Luciano Chaplin propõe o fortalecimento das Relações Institucionais e Governamentais para a Longevidade como estratégia para ampliar a representatividade de uma população em constante crescimento
O envelhecimento da população brasileira vem impondo novos desafios à formulação de políticas públicas e ao relacionamento entre governos, empresas e sociedade civil. Com o crescimento da população acima dos 50 anos, especialistas apontam a necessidade de ampliar a participação desse público nos espaços de decisão e de representação institucional.
É nesse contexto que o especialista em Relações Institucionais e Governamentais para a Longevidade, Luciano Chaplin, vem defendendo uma atuação voltada à articulação entre instituições públicas, iniciativa privada e sociedade civil para fortalecer políticas direcionadas à população madura.
Segundo Chaplin, o Brasil vive uma transformação demográfica que exige novos modelos de diálogo entre sociedade e poder público. “O Brasil está vivendo uma das maiores transformações demográficas de sua história.

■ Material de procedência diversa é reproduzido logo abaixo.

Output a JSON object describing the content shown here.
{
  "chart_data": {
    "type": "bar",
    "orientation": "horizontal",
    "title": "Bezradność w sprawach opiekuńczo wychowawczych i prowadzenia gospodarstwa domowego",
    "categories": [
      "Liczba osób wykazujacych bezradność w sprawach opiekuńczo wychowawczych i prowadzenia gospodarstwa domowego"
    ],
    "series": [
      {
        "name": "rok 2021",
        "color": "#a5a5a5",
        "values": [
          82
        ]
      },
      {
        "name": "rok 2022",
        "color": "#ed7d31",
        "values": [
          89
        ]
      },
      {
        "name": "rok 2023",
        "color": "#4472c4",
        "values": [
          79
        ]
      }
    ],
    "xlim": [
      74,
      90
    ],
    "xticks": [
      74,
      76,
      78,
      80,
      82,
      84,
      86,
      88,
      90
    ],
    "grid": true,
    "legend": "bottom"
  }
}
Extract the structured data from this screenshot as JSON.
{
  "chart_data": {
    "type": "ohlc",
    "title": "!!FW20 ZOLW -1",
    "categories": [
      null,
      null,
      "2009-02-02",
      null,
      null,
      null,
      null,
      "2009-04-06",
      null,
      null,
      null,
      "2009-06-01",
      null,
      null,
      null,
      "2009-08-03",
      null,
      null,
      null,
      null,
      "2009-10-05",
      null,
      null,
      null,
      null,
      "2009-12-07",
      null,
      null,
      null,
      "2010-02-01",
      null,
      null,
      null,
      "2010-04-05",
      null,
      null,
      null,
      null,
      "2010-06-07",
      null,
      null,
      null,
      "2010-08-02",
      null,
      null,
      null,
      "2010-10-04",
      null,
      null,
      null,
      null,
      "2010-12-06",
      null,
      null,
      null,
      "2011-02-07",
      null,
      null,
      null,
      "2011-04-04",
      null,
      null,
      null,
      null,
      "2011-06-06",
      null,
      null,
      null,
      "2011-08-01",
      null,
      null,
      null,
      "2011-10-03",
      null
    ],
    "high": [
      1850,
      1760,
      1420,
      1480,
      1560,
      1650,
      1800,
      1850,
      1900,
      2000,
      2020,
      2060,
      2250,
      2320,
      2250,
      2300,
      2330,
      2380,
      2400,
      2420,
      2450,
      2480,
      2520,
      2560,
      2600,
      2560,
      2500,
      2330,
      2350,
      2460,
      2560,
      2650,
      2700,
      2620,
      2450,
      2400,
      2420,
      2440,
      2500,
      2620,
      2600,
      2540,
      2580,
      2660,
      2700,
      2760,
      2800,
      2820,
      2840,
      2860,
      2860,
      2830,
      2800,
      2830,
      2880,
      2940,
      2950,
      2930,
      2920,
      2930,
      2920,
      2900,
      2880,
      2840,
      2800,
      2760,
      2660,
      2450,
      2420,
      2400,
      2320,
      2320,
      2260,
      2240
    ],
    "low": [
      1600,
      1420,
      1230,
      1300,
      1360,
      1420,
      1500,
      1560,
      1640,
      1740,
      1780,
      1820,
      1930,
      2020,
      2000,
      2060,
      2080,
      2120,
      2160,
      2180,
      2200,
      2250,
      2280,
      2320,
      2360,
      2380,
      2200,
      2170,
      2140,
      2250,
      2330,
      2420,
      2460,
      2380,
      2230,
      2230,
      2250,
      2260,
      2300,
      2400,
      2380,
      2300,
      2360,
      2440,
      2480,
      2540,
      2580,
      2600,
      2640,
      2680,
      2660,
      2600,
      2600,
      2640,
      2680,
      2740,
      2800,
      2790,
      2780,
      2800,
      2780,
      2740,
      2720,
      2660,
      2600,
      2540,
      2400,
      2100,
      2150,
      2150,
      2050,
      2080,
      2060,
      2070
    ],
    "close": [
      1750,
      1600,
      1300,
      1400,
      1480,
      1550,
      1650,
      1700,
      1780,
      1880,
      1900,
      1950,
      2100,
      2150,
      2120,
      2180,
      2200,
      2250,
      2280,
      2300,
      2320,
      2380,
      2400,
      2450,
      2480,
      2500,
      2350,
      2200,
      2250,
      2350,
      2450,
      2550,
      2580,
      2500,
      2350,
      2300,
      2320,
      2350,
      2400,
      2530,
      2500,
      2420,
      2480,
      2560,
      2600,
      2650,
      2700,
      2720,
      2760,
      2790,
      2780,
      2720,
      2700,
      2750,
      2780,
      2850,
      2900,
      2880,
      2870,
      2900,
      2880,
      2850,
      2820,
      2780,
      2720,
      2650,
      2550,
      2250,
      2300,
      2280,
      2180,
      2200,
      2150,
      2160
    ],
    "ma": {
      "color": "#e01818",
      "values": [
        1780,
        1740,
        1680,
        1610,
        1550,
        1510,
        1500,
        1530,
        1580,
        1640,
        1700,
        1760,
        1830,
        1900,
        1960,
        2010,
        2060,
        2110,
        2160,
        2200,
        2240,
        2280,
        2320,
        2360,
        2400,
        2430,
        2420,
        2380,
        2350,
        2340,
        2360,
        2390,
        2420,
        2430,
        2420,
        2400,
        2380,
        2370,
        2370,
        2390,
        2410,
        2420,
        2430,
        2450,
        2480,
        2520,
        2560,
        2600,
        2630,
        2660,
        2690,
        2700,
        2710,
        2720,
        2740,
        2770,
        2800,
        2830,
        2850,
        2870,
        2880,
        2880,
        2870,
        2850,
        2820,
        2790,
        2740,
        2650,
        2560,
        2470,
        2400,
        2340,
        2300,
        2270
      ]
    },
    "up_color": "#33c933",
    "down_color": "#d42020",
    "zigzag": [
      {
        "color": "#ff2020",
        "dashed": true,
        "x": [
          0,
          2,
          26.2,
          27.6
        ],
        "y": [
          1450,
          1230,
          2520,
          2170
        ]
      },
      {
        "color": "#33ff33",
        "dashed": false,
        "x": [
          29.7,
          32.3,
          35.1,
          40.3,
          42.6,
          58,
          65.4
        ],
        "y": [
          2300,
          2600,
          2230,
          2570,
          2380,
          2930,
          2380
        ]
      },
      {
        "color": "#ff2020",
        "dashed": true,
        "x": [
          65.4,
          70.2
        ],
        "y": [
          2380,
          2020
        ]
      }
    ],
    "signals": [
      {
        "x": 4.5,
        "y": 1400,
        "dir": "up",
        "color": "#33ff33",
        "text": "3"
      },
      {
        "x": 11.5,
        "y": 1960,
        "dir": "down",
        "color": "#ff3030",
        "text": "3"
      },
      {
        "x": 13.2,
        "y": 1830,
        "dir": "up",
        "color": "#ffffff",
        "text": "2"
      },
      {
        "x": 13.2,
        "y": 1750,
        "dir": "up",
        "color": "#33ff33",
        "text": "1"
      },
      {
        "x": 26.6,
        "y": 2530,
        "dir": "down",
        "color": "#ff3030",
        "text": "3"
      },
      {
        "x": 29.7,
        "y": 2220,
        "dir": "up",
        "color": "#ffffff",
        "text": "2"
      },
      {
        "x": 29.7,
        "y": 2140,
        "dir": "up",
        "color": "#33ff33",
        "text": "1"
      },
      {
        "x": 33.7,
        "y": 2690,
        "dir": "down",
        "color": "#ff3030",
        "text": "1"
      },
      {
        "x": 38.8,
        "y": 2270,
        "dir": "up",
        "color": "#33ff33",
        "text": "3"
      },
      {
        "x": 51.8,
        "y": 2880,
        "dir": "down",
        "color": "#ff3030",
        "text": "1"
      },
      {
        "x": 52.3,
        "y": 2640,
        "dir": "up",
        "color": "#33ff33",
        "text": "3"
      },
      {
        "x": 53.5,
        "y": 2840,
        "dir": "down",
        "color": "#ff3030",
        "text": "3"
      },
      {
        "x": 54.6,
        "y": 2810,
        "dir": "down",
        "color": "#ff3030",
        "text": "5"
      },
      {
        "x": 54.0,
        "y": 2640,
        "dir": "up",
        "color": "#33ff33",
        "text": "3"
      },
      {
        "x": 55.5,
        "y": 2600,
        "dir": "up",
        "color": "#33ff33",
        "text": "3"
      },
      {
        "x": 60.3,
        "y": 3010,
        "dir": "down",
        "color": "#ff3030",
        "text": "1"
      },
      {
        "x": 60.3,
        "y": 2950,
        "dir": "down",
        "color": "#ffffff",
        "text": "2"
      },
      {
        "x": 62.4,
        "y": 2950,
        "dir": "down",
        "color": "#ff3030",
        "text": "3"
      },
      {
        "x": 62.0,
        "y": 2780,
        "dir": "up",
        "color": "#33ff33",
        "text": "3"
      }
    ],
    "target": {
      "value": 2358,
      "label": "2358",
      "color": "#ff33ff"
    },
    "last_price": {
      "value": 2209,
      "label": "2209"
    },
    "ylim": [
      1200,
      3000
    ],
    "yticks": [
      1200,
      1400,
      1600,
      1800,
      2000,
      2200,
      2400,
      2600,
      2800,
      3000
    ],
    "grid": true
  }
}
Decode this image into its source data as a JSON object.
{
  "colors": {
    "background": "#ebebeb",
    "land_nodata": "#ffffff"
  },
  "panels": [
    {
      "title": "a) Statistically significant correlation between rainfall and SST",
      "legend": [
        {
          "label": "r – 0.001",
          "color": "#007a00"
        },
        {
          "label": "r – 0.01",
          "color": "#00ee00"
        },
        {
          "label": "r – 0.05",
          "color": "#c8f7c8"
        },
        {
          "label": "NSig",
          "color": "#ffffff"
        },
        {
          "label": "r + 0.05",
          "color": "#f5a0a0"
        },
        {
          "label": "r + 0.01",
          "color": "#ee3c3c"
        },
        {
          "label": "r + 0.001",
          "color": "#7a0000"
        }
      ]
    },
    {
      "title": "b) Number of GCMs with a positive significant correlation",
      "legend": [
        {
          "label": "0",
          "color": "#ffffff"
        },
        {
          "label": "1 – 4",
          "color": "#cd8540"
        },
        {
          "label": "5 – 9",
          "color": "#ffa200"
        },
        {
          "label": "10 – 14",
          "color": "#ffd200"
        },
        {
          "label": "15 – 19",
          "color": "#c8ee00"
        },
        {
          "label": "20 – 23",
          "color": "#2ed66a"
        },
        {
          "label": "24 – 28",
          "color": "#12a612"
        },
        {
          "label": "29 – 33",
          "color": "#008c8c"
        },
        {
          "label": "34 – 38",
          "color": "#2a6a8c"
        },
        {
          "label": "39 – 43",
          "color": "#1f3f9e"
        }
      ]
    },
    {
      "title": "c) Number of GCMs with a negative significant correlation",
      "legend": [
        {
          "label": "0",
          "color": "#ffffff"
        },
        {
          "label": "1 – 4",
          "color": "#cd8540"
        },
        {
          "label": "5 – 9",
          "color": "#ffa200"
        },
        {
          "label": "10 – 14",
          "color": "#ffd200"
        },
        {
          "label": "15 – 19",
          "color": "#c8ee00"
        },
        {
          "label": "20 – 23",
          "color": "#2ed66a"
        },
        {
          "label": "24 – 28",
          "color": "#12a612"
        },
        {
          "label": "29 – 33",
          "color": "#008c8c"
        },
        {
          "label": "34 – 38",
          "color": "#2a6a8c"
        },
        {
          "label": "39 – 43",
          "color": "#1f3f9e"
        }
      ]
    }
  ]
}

A população com 50 anos ou mais cresce em ritmo acelerado, trazendo novos desafios e oportunidades para governos, economia e organizações da sociedade civil.”

Luciano Chaplin
Políticas públicas como estratégia de desenvolvimento
Para o especialista, o envelhecimento da população faz com que as políticas públicas deixem de ter apenas um caráter assistencial e passem a ocupar um papel estratégico no desenvolvimento econômico e social do país.
“As políticas públicas deixam de ser apenas instrumentos de assistência social para se tornarem estratégias fundamentais de desenvolvimento econômico, inclusão e valorização da experiência acumulada ao longo da vida”, afirma Chaplin.
Segundo ele, foi dessa percepção que surgiu o conceito de Relações Institucionais e Governamentais para a Longevidade, uma proposta que busca aproximar a população madura dos espaços de formulação e acompanhamento de políticas públicas.
Experiência deve participar das decisões
Luciano Chaplin avalia que, apesar do crescimento desse segmento da população, muitas decisões continuam sendo tomadas sem a participação de pessoas que acumularam décadas de experiência profissional e de vida.
“Muitas decisões continuam sendo tomadas sem ouvir aqueles que possuem décadas de experiência de vida e trabalho”, destaca.
Na avaliação do especialista, ampliar essa participação fortalece a construção de políticas públicas mais equilibradas e representativas.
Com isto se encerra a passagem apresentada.